Conspectus
Human α-defensin 6 (HD6) is a 32-residue cysteine-rich peptide that contributes to innate immunity by protecting the host at mucosal sites. This peptide is produced in small intestinal Paneth cells as an 81-residue precursor peptide that is stored in granules, and is released into the lumen. One unusual feature of HD6 is that it lacks the broad-spectrum antimicrobial activity observed for other human α-defensins. HD6 exhibits unprecedented self-assembly properties, which confer an unusual host-defense function. HD6 monomers self-assemble into higher-order oligomers termed “nanonets,” which entrap microbes and prevent invasive pathogens from entering host cells. One possible advantage of this host-defense mechanism is that HD6 helps to keep microbes in the lumen where they can be killed or removed by other components of the immune system, such as recruited neutrophils, or excreted.

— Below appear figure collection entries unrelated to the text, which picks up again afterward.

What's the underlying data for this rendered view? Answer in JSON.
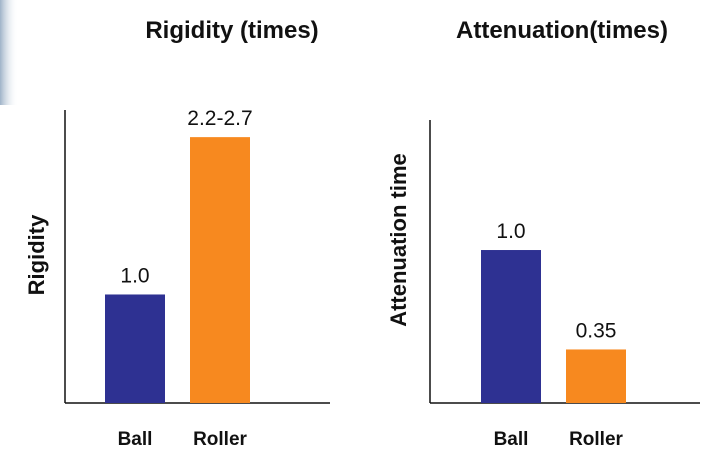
{
  "chart_data": [
    {
      "type": "bar",
      "title": "Rigidity (times)",
      "y_label": "Rigidity",
      "categories": [
        "Ball",
        "Roller"
      ],
      "values": [
        1.0,
        2.45
      ],
      "value_labels": [
        "1.0",
        "2.2-2.7"
      ],
      "colors": [
        "#2e3192",
        "#f7891f"
      ],
      "ylim": [
        0,
        2.7
      ]
    },
    {
      "type": "bar",
      "title": "Attenuation(times)",
      "y_label": "Attenuation time",
      "categories": [
        "Ball",
        "Roller"
      ],
      "values": [
        1.0,
        0.35
      ],
      "value_labels": [
        "1.0",
        "0.35"
      ],
      "colors": [
        "#2e3192",
        "#f7891f"
      ],
      "ylim": [
        0,
        1.85
      ]
    }
  ]
}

In this Account, we report our current understanding of HD6 and focus on work published since 2012 when Bevins and co-workers first described HD6 nanonets in the literature. First, we present studies that address the biosynthesis, storage and maturation of HD6, which demonstrate that Nature uses a propeptide strategy to spatially and temporally control the formation of HD6 nanonets in the small intestine. We subsequently highlight structure-function studies that provide a foundation for understanding the molecular basis for why HD6 exhibits unprecedented self-assembly properties compared to other characterized defensins. Lastly, we consider functional studies that illuminate how HD6 contributes to the mucosal immunity. In addition to blocking bacterial invasion into host epithelial cells, we recently discovered that HD6 suppresses virulence traits displayed by the opportunistic human fungal pathogen Candida albicans. In particular, we found that HD6 inhibits C. albicans biofilm formation, which causes complications in the treatment of candidiasis. We intend for this Account to inspire further biochemical, biophysical, and biological investigations that will advance our understanding of HD6 in mucosal immunity and the host-microbe interaction.